Vier Stunden später rief Schukri Kommissar Barudi an und teilte ihm mit, dass sie die Leiche des Jesuitenpaters gefunden hätten. Wegen der eisigen Kälte sei sie sehr gut erhalten.
Barudi rief sofort Mancini an und sagte ihm, die Leiche sei genau an dem Ort gefunden worden, den der verdächtige Chirurg bei der Vernehmung beschrieben habe. Das allein würde zu seiner Überführung reichen, meinte Mancini, aber er sei gespannt, wie die Vernehmung der anderen verlaufen würde.
Am nächsten Tag vernahm Barudi den Bischof und den Ehemann getrennt voneinander. Beide leugneten die Tat, obwohl die Beweise erdrückend waren. Darüber hinaus verweigerten sie jegliche Aussage. Als hätten sie alles im Voraus besprochen und eine geheime Allianz gebildet.
Barudi versuchte es mal mit höflichen, mal mit drohenden Worten oder mit gespieltem Zorn, aber die beiden blieben davon unbeeindruckt. Schließlich kam er auf die Idee, den Patriarchen hinzuzuziehen. Er hoffte, dass der Bischof dann sprechen würde. Der Patriarch war zunächst eher abgeneigt, aber als Barudi ihn anflehte, willigte er ein. Mancini verfolgte die Beharrlichkeit seines syrischen Kollegen voller Bewunderung.
Barudi dankte dem Patriarchen für sein Kommen. Er bat ihn, seinen Zorn zu verbergen und dem Bischof klarzumachen, dass er mit seinem Schweigen die Ermittlungen nur behindere. Die Beweise dafür, dass er und der Ehemann die beiden Entführungsopfer umgebracht hätten, seien eindeutig.
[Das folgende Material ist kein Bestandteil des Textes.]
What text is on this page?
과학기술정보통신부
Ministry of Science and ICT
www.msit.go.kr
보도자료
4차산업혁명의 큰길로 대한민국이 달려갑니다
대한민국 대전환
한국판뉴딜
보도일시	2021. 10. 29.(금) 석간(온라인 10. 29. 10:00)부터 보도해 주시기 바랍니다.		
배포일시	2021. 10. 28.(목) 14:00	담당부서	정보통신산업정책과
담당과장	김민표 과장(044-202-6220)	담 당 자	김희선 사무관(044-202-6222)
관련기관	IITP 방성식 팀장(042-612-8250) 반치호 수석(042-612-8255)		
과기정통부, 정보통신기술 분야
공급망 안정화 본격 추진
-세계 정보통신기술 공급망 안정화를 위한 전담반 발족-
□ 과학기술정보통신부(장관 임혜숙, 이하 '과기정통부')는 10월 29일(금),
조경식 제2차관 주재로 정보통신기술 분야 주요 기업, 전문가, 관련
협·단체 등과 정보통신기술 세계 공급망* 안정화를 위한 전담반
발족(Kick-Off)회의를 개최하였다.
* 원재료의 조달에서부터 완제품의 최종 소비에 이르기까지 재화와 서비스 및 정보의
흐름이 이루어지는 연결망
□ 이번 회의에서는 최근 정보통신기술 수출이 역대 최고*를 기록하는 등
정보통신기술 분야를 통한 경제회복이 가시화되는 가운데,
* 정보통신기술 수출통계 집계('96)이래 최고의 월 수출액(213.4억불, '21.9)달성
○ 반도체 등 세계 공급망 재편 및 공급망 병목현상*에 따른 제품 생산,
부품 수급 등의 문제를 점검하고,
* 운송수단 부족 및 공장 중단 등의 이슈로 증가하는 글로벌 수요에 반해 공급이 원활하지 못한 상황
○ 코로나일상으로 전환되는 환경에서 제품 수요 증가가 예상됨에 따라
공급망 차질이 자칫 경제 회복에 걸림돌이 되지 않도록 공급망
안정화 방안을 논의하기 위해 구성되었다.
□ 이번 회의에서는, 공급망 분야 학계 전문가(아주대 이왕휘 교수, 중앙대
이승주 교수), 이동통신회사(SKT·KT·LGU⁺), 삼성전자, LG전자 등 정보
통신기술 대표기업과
Patriarch Bessra versuchte, väterlich auf den Bischof einzuwirken. Er sprach lange von der christlichen Pflicht, bei der Wahrheit zu bleiben. Und er teilte ihm unverhohlen mit, dass seine DNA und die Fingerabdrücke identisch mit denen des Täters seien. Die Hütte sei eben nicht, wie geplant, niedergebrannt.
„Auch die DNA-Spuren auf dem Hetzbrief, den Professor Farcha bekommen hat, stammen von Ihnen“, sagte Barudi. Es fiel ihm nicht leicht, höflich zu bleiben.